When did we become a society so obsessed with celebrity? Or rather, when did the various news outlets become so obsessed with telling us what Lindsay Lohan’s first meal in jail is going to be? When did the news stop being about news? Some think the internet is to blame. Now, mind you, being a frequent blogger, I am big proponent of the internet as an outlet for people to share their viewpoints on a variety of subjects. However, it seems with the proliferation in the popularity of sites like TMZ and perezhilton.com, the hunger for celebrity news/gossip has now crossed over into the mainstream news arena.
I’m not saying that the news shouldn’t have any stories on celebrities. Hell, you need that kind of fluff to break up the monotony of depressing stories of various calamities occurring around the world at any given moment. The problem I’ve found is that REAL news is being put on the back-burner so that we can learn whether or not Christina Aguilera’s baby is going to be a boy or girl. That is not news, and should only be relegated to the likes of “Access Hollywood” or “Entertainment Tonight,” not CNN or MSNBC. When O.J. Simpson was charged for the murder of Nicole Brown Simpson and Ron Goldman, that’s news. When Martha Stewart goes to jail for insider trading, that’s news. Even when Britney Spears loses her mind, shaves her head and goes postal with an umbrella, that to me is a guilty pleasure that I consider news worthy. There is a place for celebrity stories in the news, the problem I have is having to sift through the incessant celebrity gossip stories to see what is going on with the BP oil spill.
It’s a bizarre phenomenon that has taken place over the past decade in mainstream news. Sure, you can turn over to the BBC to get your pure, uncut news fix, but is it so much to ask to get REAL news from our own country? Recently, I’ve been thinking a lot about why there is so much celebrity fluff on the news, and I keep coming back to 9/11. The fact that we were inundated with so many horrendous visuals during that time period, it makes me wonder if the news stations felt the need to make things “lighter.”

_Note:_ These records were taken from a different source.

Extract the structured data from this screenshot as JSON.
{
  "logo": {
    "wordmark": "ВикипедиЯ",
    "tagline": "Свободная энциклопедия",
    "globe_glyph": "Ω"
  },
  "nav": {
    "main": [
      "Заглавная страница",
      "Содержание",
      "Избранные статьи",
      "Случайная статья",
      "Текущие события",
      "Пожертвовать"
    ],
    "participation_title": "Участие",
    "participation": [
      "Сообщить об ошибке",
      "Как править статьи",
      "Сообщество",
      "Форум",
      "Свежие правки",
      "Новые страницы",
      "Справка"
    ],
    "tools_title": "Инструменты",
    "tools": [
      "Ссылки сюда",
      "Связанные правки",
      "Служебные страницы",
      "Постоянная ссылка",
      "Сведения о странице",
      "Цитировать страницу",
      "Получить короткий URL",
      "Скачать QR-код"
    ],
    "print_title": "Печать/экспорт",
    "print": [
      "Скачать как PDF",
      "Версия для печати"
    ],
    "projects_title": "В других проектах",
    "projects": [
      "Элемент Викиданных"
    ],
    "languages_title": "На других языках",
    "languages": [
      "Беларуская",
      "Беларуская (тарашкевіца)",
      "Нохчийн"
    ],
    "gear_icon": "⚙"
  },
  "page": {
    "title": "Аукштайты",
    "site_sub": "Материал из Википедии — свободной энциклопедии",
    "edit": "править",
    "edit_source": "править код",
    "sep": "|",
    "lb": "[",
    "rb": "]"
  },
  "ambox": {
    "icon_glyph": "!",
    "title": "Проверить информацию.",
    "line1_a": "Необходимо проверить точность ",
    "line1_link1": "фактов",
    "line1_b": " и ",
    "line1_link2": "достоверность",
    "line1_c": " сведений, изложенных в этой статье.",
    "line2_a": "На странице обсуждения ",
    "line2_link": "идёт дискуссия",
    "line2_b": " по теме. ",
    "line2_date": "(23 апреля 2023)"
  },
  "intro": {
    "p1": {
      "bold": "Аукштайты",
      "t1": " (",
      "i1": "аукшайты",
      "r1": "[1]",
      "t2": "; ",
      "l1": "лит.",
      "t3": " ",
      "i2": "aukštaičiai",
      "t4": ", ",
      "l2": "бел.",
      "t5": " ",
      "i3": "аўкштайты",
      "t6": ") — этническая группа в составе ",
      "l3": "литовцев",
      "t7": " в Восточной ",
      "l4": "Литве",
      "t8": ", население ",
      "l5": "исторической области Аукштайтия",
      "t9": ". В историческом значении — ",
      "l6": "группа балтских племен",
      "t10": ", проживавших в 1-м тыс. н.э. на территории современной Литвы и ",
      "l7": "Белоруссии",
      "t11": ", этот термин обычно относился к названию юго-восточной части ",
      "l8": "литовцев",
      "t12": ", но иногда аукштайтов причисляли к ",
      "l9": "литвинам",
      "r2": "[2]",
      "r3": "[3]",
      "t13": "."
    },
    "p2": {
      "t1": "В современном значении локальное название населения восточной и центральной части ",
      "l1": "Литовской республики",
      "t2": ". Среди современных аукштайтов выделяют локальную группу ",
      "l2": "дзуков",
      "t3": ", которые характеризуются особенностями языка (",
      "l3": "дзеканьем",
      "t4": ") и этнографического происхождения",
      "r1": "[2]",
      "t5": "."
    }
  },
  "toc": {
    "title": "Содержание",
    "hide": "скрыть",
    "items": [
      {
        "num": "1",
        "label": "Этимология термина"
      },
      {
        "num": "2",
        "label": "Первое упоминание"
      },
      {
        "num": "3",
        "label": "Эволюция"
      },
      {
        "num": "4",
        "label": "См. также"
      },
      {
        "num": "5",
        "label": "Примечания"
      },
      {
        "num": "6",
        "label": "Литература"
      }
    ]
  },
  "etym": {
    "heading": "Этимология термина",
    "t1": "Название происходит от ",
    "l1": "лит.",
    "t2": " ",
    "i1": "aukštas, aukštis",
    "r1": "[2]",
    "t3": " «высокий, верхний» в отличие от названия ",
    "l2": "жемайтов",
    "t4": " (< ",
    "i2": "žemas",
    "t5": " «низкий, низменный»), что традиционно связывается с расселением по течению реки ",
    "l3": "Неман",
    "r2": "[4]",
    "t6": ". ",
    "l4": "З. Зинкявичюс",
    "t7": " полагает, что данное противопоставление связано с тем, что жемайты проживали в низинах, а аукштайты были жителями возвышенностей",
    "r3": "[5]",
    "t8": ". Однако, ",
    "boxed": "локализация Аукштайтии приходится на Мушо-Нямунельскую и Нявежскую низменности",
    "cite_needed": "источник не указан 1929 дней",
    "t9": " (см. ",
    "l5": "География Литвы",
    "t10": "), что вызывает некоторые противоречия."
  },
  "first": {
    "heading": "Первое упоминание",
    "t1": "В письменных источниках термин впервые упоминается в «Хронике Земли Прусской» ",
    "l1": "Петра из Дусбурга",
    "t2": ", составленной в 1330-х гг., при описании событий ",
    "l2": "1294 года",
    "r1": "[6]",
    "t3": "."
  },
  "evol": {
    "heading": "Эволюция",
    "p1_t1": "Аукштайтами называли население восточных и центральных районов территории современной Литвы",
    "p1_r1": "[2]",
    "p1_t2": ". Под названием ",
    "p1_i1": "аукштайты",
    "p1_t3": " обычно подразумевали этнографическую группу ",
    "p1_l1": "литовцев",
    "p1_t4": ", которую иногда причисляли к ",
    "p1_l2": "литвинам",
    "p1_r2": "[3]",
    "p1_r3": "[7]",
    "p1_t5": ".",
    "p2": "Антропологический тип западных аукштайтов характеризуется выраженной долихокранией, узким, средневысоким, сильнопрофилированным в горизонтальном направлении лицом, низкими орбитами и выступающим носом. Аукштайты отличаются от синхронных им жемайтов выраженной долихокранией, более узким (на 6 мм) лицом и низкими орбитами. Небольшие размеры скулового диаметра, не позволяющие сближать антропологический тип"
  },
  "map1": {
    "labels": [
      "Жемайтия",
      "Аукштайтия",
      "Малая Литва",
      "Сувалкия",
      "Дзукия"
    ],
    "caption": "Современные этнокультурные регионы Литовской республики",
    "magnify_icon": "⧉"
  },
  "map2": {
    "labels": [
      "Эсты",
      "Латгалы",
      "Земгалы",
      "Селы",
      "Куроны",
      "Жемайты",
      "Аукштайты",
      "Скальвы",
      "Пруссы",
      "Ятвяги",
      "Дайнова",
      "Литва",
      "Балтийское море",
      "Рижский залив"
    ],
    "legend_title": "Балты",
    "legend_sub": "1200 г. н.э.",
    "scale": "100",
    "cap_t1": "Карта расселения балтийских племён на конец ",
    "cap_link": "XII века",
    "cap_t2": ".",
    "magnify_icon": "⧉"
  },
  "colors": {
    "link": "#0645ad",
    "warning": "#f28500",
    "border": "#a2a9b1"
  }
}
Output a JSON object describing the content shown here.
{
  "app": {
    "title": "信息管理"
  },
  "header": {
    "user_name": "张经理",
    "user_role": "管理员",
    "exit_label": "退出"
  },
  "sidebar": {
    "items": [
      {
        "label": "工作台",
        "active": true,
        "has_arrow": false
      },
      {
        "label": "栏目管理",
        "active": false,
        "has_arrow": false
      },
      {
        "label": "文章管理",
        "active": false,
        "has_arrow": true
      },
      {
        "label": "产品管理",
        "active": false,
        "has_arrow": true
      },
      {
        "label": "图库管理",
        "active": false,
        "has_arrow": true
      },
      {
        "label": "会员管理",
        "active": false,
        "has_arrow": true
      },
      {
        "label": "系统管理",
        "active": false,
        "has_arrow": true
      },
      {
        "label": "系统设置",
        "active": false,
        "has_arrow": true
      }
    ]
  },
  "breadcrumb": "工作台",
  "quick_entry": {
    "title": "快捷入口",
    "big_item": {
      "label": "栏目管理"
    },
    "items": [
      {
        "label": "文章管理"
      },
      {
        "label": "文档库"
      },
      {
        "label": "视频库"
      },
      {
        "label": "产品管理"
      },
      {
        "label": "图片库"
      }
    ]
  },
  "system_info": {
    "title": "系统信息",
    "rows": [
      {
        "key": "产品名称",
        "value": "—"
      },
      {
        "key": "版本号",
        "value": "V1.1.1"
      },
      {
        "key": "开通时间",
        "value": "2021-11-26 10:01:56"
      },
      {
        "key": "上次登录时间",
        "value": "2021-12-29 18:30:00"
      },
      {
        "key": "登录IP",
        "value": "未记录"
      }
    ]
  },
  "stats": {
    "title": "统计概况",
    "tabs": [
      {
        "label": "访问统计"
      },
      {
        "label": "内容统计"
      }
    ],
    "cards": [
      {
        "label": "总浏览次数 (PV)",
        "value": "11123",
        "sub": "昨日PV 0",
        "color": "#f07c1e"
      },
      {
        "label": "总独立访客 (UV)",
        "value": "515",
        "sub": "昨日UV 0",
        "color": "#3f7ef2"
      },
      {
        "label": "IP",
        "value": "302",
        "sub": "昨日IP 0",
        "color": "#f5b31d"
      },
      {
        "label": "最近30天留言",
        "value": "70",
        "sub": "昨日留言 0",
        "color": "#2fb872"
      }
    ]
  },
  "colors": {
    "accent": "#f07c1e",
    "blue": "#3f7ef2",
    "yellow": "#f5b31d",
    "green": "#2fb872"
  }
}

At the risk of making a terrible analogy, think of the news as a cup of coffee. The REAL news being the untouched, robust mug of French Roast. Then you add cream and sugar, aka the celebrity drivel. That cream and sugar changes the whole dynamic of the coffee, and before you know it, your pure French Roast has been taken over, sullied by the cream and sugar, and you can hardly taste the ACTUAL coffee anymore. Well, I think it’s time to go back to drinking black coffee. After all, who doesn’t want a little more hair on their chest? Apparently, I’m not the only one sick of the celebrity news saturation because according to a study conducted by the “Pew Research Center for the People and Press” in 2007, 40% of the public thought that celebrity news gets too much attention from the media.
We’re all big boys and big girls right? Sure, there are horrible calamity’s that take place on a daily basis around the globe, but it’s reality, and there’s no reason why we shouldn’t be able to handle that. If you don’t want REAL news to harsh your buzz, turn over to E! or watch a rerun of “The Real Housewives of New York City.” For the rest of us, it’s time we demand that our news be actually newsworthy again instead of the facade that is has seemingly become.